Breastfeeding duration, weaning events, feeding issues, and dietary patterns. It's crucial to learn the preparation process and dilution method if the child is being bottle-fed.

Personal history:

  • Hygiene
  • Rest and sleep
  • Elimination technique
  • Activity and rest
  • Play pastimes
  • Special abilities
  • Ties to one's parents and siblings

Family history:

  • Any sickness history in the family
  • Check to see if your parents and siblings are all still alive and well.
  • Think of diseases that might have a hereditary component (such as ischaemic heart disease and cerebrovascular disease). On occasion, it is necessary to address risk factors in children, such as familial hypercholesterolemia.
  • In some cultures, consanguinity is more common and could be related to inherited disease.
  • A two-generation family tree can be used to present findings.

Social history:

  • When asking about the make-up of the family, be careful to avoid offending anyone by assuming who may or may not be there or "involved."
  • Be ready to let knowledge trickle out over time. Other people may provide information (for example, nursing staff, play specialists, educationalists). Inquire about:
  • Who is a resident? (and any role in childcare)
  • Siblings (ages, health, difficulties) (ages, health, problems)
  • Play
  • Patterns of eating and sleeping
  • education and any issues
  • Pets
  • problems or issues with housing
  • Childcare (if a parent works or both parents work)
  • Parent's line of work
  • In-house smoking
  • Child abuse is a widespread issue. Child abuse can take many forms, and damage can be done in numerous ways. Any such concerns should be shared with coworkers and social services because they may arise from the social and family history.

General:

  • Head: Fontanels, sutures, edema, dizziness, head trauma, headache, etc.
  • Vision, phobic to light, discharge, infection, etc.
  • Ear: Hearing, discharge, infection, pain, etc.
  • Nasal patency, discharge, odour, etc.
  • Dental care, chewing, patches, toothaches, infections, and other oral and dental issues.
  • Tonsillitis, a sore throat, etc.
  • Speech: Hoarseness, change in voice, etc.
  • Respiratory: Colds, trouble breathing, etc.
  • Cardiovascular: Cyanosis, fainting, etc.
  • Abdominal pain, nausea, vomiting, and other gastrointestinal symptoms
  • Haematological symptoms include bruising, pallor, bleeding, and allergies.
  • Genitourinary: UTI, dysuria, hemoturia, etc.
  • Bone and muscle: fracture, deformity, etc.
  • Neurological: Tremor, weakness, forgetfulness, consciousness level, etc.
  • Endocrine: Drenching in sweat, etc.
  • Lymphatic: Tenderness, swollen lymph, etc.

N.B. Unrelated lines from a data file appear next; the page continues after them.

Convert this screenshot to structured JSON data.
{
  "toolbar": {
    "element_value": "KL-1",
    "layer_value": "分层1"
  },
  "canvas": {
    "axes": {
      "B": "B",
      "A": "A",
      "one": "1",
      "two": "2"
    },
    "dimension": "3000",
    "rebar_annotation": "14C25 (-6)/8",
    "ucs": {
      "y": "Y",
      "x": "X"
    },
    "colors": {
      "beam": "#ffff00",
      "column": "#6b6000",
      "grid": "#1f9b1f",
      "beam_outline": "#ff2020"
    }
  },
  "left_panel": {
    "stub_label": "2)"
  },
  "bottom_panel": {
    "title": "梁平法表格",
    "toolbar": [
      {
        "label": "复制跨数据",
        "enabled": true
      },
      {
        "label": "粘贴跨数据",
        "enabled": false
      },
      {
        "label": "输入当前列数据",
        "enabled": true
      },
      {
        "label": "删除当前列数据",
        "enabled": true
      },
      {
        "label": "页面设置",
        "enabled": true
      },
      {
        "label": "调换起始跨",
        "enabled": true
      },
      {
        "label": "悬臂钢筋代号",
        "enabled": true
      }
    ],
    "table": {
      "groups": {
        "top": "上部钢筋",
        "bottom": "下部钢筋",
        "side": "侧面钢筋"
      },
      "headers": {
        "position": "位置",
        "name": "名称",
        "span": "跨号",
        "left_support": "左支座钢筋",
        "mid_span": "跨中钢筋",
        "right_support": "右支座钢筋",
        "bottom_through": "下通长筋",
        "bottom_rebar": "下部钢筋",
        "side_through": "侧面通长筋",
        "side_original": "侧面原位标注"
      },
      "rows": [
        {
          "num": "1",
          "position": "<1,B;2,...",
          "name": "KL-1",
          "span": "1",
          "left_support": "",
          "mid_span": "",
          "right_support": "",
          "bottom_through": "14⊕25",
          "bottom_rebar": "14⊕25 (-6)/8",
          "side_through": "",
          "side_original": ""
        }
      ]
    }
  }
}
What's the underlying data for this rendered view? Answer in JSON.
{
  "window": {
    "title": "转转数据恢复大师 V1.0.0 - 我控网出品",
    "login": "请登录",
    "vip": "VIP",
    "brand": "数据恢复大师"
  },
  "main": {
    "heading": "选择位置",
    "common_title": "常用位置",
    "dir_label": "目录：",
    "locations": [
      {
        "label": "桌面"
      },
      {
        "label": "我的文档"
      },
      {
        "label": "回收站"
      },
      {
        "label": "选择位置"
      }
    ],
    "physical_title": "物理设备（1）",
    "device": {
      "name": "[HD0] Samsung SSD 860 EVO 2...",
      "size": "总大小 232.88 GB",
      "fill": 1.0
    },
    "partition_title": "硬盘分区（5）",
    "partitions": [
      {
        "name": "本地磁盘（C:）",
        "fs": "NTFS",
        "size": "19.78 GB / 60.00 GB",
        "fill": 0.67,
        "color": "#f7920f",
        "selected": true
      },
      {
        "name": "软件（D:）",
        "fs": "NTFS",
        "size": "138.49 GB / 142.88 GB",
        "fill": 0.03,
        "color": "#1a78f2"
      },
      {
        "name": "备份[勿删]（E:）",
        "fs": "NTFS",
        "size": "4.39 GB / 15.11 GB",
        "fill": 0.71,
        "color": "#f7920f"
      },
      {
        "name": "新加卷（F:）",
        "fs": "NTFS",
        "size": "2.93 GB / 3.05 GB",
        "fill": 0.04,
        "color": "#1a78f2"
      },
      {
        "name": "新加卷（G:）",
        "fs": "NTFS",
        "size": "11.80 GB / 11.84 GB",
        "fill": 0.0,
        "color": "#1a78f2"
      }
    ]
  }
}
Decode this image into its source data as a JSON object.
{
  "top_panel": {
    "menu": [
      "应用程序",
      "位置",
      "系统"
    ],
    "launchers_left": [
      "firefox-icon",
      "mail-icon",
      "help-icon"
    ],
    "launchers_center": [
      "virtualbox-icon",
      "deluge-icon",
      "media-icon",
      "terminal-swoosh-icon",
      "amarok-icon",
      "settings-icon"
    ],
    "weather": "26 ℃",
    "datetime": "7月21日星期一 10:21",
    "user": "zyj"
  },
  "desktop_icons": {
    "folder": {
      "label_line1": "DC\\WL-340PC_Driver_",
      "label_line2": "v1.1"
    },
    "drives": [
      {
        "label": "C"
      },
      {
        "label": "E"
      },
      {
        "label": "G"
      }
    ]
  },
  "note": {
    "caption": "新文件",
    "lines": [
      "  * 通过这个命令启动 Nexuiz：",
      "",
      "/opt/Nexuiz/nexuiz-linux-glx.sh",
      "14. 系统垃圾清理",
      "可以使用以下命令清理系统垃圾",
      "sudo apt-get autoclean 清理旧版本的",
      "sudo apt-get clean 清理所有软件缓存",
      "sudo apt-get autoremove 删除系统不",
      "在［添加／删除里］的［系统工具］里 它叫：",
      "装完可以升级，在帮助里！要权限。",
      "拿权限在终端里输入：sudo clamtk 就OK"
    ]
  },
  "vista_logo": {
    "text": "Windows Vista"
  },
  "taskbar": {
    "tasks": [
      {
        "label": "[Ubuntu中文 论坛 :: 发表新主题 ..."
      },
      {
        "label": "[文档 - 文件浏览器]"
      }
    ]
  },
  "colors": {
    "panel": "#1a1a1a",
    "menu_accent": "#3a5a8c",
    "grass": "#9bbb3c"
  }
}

A number of factors, including the possibility that the child may be sick and in distress and that the parents may be very nervous, might make it difficult to accurately record a child's history. This is especially true in general practice and emergency rooms, which are where the majority of paediatric histories are obtained. Such histories are typically gathered in consultations that are, by necessity, brief and focused in general practice.

  • To gather information that will be useful in developing a diagnosis, a course of treatment, and a personalized care plan.
  • It fosters the growth of a connection.